I’m trying to come up with a elegant way of backing up my docker volumes. I don’t really care about my host and the data on the host, because everything I do happens inside my docker containers and the mapped volumes. Some containers use mapped paths, but some others use straight up docker volumes.
I’ve started writing a script that inspects the containers, reads all the mount paths and then spins up another container to tar all the mounted paths.
docker run --rm --volumes-from $container_name-v /data/backup:/backup busybox tar cvf /backup/$container_name.tar $paths
So far so good, this works and I can write all backups to my storage and later sync them to an offsite backup space.
But error handling, (nice)logging and notifications using ntfy in case of success / errors / problems is going to suck in a bash script. Local backup file rollover and log file rollover also just suck if I have to do all this by hand. I’m able to use other languages to write this backup util but I don’t want to start this project if there already is a ready made solution.

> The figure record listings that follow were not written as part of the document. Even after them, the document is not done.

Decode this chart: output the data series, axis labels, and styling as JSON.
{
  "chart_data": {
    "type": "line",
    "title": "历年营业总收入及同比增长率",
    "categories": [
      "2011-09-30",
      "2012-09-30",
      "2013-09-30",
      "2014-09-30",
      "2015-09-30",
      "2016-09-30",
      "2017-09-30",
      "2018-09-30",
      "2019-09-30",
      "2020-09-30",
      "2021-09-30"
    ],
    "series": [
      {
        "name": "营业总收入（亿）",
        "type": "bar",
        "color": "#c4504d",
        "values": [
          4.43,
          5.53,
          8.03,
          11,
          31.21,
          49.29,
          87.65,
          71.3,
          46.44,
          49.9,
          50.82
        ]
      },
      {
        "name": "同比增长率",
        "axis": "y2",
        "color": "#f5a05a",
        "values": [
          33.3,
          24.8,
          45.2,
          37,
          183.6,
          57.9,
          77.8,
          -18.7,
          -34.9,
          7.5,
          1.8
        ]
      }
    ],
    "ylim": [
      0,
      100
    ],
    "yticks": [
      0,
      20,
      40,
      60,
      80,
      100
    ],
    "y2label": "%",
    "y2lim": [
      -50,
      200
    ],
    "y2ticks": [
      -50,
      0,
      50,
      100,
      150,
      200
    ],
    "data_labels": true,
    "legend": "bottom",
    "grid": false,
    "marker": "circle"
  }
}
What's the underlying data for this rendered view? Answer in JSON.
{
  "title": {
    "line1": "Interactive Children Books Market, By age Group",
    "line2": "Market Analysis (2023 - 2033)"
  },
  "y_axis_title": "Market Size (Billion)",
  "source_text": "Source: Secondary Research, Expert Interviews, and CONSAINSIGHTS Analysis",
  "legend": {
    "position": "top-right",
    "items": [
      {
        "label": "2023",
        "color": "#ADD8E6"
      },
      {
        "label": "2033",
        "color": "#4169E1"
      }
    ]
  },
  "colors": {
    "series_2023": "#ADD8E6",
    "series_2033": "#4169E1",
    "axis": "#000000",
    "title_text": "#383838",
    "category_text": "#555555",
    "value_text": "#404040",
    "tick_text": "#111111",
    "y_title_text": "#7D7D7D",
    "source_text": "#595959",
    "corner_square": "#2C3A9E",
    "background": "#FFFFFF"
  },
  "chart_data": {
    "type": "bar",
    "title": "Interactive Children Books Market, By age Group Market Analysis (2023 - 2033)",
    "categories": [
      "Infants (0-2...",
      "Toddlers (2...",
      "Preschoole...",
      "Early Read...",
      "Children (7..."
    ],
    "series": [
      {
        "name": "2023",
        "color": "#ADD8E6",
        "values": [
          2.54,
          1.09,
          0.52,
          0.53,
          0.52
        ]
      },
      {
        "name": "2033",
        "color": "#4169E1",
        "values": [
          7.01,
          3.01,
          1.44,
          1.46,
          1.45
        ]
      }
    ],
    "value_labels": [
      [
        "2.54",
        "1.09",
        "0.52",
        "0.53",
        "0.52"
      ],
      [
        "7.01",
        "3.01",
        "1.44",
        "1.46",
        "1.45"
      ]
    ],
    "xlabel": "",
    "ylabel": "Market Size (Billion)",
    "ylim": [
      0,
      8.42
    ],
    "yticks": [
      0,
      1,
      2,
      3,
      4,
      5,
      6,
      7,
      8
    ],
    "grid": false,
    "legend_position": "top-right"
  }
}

So the question, is there a utility that can simply schedule arbitrary bits of script, write nicer logs for these script bits, do file rollovers and run another script on success / error?
All the backup programs that I can find are more focused on backing up directories, permissions and so on.
Backup for docker is no different than backing up anything else.
Volumes are located in
/var/lib/docker/volumes
by default, so just back up that directory with Restic or Borg, or something like Backrest if you want notifications and stuff handled for you.Or you can do mount points to a directory instead of using volumes and back that up, but it’s really the same process.